Reliable Entropy Estimation from Observed Statistics for Device-Independent Quantum Cryptography

TL;DR

This paper presents a numerical framework using semidefinite programming to reliably estimate lower bounds on conditional von-Neumann entropy in device-independent quantum cryptography, based solely on observed statistics.

Contribution

It introduces a computationally efficient method leveraging the NPA hierarchy to derive entropy bounds from observed data, enhancing practical security analysis.

Findings

Provides provable bounds for randomness extraction in noisy conditions

Aligns with entropy accumulation theorems for security proofs

Enables practical implementation of device-independent protocols

Abstract

This paper introduces a numerical framework for establishing lower bounds on the conditional von-Neumann entropy in device-independent quantum cryptography and randomness extraction scenarios.
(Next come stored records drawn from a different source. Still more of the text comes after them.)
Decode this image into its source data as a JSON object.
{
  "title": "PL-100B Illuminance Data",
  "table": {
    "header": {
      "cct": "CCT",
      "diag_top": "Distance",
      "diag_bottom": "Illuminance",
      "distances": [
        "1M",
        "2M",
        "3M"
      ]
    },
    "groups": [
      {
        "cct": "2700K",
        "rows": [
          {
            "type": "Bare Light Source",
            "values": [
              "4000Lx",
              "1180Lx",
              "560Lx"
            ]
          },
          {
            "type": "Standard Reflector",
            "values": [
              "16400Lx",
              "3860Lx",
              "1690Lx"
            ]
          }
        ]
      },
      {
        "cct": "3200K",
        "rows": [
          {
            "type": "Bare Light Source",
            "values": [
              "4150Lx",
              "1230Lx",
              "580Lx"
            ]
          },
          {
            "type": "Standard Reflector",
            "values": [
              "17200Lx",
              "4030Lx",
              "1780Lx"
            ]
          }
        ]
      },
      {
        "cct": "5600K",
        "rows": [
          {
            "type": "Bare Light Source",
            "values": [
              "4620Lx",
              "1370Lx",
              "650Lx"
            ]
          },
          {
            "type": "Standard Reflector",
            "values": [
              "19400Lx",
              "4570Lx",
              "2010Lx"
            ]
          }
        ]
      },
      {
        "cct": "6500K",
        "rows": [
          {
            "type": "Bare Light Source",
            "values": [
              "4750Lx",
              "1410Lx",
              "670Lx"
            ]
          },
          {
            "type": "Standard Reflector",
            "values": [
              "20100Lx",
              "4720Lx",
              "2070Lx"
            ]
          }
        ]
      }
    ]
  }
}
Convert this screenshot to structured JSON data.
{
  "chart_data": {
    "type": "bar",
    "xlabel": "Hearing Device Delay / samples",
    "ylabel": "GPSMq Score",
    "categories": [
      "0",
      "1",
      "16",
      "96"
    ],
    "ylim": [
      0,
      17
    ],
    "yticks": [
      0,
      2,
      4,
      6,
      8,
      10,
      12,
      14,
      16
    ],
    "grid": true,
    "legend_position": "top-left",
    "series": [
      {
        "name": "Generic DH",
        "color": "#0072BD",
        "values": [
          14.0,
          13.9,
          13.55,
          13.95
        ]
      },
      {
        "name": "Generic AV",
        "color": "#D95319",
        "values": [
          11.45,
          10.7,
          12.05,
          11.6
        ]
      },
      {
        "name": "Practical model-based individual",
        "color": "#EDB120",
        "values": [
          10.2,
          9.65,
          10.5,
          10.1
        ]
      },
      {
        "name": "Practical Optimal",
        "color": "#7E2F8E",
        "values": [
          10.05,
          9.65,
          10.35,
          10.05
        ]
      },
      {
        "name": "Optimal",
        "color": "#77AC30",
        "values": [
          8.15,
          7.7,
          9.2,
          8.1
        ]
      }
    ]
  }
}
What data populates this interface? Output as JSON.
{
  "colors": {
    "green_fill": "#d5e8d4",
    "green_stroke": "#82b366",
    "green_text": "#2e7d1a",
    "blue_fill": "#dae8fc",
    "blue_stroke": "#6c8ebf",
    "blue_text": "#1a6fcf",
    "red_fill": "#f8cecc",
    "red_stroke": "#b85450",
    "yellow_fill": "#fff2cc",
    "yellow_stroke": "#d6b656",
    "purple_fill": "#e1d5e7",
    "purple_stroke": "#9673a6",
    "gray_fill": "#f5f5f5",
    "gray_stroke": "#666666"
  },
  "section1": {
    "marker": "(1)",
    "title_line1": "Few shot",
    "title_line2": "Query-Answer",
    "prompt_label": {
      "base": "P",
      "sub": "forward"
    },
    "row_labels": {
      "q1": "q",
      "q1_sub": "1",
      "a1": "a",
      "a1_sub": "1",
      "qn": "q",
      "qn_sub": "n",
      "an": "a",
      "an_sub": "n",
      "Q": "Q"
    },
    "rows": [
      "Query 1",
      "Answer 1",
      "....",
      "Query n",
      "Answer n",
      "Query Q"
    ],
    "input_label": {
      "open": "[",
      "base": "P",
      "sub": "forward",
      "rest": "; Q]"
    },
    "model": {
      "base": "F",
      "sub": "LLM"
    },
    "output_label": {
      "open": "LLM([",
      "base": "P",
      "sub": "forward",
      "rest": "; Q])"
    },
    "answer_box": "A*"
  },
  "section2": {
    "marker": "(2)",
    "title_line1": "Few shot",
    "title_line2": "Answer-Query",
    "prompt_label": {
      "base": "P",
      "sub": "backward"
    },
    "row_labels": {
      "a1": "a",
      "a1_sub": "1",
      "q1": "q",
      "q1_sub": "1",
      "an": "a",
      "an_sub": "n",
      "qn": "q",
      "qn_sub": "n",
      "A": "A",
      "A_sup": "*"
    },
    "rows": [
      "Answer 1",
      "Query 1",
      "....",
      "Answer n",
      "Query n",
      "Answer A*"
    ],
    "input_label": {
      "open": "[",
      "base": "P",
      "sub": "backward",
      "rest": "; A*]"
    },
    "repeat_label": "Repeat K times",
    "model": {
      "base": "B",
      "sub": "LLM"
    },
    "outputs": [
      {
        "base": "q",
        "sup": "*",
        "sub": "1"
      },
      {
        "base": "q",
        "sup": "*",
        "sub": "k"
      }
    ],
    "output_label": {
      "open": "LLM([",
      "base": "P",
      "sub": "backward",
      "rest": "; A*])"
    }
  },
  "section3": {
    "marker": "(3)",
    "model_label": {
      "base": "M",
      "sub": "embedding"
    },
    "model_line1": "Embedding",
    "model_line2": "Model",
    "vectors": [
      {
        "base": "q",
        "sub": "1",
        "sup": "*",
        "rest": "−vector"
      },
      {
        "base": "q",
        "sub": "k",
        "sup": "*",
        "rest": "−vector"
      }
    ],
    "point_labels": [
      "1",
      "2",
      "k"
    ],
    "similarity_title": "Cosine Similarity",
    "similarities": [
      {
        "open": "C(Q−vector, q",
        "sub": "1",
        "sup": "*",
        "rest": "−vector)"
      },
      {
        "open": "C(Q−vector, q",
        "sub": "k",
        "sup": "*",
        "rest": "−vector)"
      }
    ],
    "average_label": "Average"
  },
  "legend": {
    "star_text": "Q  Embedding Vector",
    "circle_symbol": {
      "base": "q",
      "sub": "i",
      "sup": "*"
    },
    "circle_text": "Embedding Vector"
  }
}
Leveraging a hierarchy of semidefinite programs derived from the Navascu\'es-Pironio-Acin (NPA) hierarchy, our tool enables efficient computation of entropy bounds based solely on observed statistics, assuming the validity of quantum mechanics. The method's computational efficiency is ensured by its reliance on projective operators within the non-commutative polynomial optimization problem. The method facilitates provable bounds for extractable randomness in noisy scenarios and aligns with modern entropy accumulation theorems. Consequently, the framework offers an adaptable tool for practical quantum cryptographic protocols, expanding secure communication possibilities in untrusted environments.